The judge's decision on whether the section 73 defence applied rested on his interpretation of the word "cable" used in the section. The stream entered the internet by cable, but the last part of the transmission might be wireless: for example, where the viewer was using a wireless broadband connection or was watching the stream on a mobile phone. The judge considered that, while the internet itself should be regarded as cable, any streaming to mobile phones would be outside the scope of the defence. He said that if he did not find this to be the case, the defence would be available even if the initial re-transmission were by cable to an antenna for widespread broadcast.

The judge also accepted the claimants' argument that, because TVC's broadcasts of London regional services were transmitted indiscriminately (and not specifically to London users), they were not "made for reception" in the area into which they were re-transmitted, and did not attract the defence.
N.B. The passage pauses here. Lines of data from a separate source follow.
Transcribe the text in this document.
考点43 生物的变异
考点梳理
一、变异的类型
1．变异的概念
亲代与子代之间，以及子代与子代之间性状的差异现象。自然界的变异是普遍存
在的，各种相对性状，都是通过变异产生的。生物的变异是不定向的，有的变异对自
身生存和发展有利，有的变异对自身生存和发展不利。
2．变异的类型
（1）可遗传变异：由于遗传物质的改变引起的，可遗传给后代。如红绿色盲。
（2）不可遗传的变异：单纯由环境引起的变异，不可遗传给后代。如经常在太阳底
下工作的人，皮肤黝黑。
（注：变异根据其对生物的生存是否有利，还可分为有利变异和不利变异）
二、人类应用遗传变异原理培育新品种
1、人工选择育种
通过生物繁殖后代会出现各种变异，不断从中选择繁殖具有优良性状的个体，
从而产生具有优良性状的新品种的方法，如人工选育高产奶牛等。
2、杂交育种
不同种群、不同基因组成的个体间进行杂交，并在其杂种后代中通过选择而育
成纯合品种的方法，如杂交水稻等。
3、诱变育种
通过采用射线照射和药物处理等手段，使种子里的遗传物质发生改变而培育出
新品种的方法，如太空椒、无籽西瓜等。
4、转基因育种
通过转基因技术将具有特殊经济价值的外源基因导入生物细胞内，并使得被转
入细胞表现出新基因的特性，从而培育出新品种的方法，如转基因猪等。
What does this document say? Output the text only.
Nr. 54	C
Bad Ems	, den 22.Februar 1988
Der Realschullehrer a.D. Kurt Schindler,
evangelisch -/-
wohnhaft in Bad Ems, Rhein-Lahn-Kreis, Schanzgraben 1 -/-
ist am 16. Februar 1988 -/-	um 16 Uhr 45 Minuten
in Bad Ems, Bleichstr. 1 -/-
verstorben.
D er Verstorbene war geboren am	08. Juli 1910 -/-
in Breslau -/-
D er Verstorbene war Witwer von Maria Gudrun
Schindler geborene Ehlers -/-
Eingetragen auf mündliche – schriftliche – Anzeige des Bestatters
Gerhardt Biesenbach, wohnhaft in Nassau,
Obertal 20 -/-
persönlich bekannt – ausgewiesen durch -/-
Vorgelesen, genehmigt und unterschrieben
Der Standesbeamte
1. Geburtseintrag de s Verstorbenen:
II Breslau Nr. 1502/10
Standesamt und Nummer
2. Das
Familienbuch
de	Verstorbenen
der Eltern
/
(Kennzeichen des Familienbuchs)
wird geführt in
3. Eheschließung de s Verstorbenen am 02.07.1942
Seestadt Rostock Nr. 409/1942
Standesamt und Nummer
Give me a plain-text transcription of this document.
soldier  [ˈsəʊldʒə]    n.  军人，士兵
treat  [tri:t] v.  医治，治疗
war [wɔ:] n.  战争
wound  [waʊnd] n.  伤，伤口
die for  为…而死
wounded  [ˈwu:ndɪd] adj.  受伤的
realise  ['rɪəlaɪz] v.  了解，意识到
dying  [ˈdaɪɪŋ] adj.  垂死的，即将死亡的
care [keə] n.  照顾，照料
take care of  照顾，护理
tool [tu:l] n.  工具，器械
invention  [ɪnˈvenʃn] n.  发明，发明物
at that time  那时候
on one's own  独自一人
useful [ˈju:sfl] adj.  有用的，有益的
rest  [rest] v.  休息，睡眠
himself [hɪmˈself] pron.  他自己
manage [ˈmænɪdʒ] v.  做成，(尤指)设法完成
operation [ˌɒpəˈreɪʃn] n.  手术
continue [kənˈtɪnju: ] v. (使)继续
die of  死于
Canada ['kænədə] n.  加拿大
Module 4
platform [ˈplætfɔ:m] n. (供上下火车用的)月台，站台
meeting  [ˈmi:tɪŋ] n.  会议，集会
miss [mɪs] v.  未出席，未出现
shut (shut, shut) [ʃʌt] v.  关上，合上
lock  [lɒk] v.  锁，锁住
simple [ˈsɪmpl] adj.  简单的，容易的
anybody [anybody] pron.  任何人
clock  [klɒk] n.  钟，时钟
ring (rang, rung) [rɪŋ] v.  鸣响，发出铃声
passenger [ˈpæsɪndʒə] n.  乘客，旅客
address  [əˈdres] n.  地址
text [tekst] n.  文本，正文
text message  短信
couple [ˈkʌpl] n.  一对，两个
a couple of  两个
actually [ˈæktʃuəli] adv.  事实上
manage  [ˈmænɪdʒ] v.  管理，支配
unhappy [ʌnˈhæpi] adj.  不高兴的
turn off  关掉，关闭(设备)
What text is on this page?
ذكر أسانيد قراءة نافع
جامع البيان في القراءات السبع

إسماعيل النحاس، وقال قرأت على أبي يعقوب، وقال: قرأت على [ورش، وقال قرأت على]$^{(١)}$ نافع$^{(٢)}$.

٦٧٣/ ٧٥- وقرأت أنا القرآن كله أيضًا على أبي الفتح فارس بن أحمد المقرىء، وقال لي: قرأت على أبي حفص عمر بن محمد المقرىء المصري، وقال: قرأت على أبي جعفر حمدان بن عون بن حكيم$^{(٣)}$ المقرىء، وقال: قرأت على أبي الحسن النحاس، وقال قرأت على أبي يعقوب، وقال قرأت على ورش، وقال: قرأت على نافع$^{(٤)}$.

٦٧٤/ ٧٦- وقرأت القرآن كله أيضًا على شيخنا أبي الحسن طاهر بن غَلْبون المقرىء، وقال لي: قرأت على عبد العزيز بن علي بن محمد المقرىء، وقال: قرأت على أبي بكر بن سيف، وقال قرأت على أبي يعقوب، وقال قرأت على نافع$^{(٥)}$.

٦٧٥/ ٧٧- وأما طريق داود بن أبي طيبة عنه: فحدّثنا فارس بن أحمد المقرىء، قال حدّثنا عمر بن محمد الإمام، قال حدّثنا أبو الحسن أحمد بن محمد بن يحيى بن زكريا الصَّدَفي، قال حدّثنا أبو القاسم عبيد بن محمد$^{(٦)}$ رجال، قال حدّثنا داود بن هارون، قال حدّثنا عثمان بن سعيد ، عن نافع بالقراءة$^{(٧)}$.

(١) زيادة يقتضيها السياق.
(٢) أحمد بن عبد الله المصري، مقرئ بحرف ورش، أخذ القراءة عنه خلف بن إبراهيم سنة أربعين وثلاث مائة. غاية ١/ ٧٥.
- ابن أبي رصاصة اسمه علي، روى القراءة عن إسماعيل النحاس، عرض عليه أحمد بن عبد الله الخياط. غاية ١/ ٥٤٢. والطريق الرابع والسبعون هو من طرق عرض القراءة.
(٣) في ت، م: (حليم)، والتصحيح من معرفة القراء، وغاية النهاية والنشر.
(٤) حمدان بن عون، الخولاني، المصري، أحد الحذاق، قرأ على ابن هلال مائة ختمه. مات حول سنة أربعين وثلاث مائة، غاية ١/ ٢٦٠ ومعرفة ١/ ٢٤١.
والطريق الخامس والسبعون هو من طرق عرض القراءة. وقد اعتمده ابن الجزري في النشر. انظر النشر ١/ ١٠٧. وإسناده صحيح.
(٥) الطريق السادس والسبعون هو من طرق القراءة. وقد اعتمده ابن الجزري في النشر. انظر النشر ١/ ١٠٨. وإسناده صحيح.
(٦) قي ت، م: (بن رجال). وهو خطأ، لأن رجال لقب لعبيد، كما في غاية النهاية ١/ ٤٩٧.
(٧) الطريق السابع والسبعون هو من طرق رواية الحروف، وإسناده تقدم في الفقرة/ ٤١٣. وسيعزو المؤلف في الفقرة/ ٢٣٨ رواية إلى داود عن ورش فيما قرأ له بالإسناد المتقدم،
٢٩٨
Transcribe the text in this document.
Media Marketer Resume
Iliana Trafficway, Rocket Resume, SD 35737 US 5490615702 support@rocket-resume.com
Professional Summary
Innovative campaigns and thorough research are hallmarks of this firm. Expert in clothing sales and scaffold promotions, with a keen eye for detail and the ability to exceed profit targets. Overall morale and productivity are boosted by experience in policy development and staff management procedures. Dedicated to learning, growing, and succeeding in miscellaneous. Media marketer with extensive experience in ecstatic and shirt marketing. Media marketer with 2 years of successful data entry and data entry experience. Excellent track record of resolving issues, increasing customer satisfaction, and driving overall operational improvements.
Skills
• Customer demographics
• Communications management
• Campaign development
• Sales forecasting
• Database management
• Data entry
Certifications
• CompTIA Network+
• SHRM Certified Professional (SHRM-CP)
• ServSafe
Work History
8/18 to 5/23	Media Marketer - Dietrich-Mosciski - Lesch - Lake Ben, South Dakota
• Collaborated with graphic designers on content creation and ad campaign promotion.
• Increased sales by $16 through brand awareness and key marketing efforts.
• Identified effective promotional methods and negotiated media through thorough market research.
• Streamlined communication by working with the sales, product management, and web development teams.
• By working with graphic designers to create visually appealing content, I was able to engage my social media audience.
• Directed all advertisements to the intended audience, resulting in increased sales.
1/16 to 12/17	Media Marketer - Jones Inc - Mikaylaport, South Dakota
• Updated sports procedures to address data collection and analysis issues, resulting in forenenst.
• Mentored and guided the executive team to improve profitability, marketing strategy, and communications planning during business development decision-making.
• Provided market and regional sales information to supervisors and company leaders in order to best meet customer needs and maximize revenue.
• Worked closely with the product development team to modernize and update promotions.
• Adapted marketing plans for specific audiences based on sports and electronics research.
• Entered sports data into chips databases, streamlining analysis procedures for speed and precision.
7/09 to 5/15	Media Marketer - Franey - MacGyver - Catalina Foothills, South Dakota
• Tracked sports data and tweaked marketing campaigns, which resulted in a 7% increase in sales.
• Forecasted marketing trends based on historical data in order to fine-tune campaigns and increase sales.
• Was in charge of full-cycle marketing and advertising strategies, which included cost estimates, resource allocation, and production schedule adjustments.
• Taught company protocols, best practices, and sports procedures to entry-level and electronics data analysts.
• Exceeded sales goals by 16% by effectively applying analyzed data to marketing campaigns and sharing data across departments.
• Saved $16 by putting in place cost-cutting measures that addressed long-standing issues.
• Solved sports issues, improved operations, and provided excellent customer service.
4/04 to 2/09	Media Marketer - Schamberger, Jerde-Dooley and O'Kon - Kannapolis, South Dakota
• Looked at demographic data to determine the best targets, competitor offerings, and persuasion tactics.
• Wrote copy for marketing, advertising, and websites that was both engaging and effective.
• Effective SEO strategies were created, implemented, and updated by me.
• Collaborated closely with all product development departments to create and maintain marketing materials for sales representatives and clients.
He did however find that the defence applied to the main "qualifying services" (i.e. ITV, BBC channels and Channel 4) in question, except in respect of re-transmissions that were to mobile phones or for reception outside the regional area of the service in question.

What Does This Decision Mean for the Media and Entertainment Industry?

The ECJ's ruling is likely to have a significant impact on commercial streaming of third party broadcasts, as it will help determine whether these types of live streaming services can continue to re-transmit without obtaining the consent of the broadcasters. The judge's provisional view is favourable to the broadcasters' position in his finding that the streaming does infringe broadcast copyright, but it remains to be seen whether the ECJ's guidance will be consistent with that conclusion.

In reading the judgment, it is clear that the judge considers it to be important that TVC's activities were "for profit". TVC is taking the broadcasters' feed and deliberately building a business off the back of this without the rights holders' consent. Although it is necessary to seek ECJ clarification, the judge's sympathies (as was the case in the Newzbin 2 case) very much lie with the rights owners. This is a trend that will be very much welcomed by many rights holders.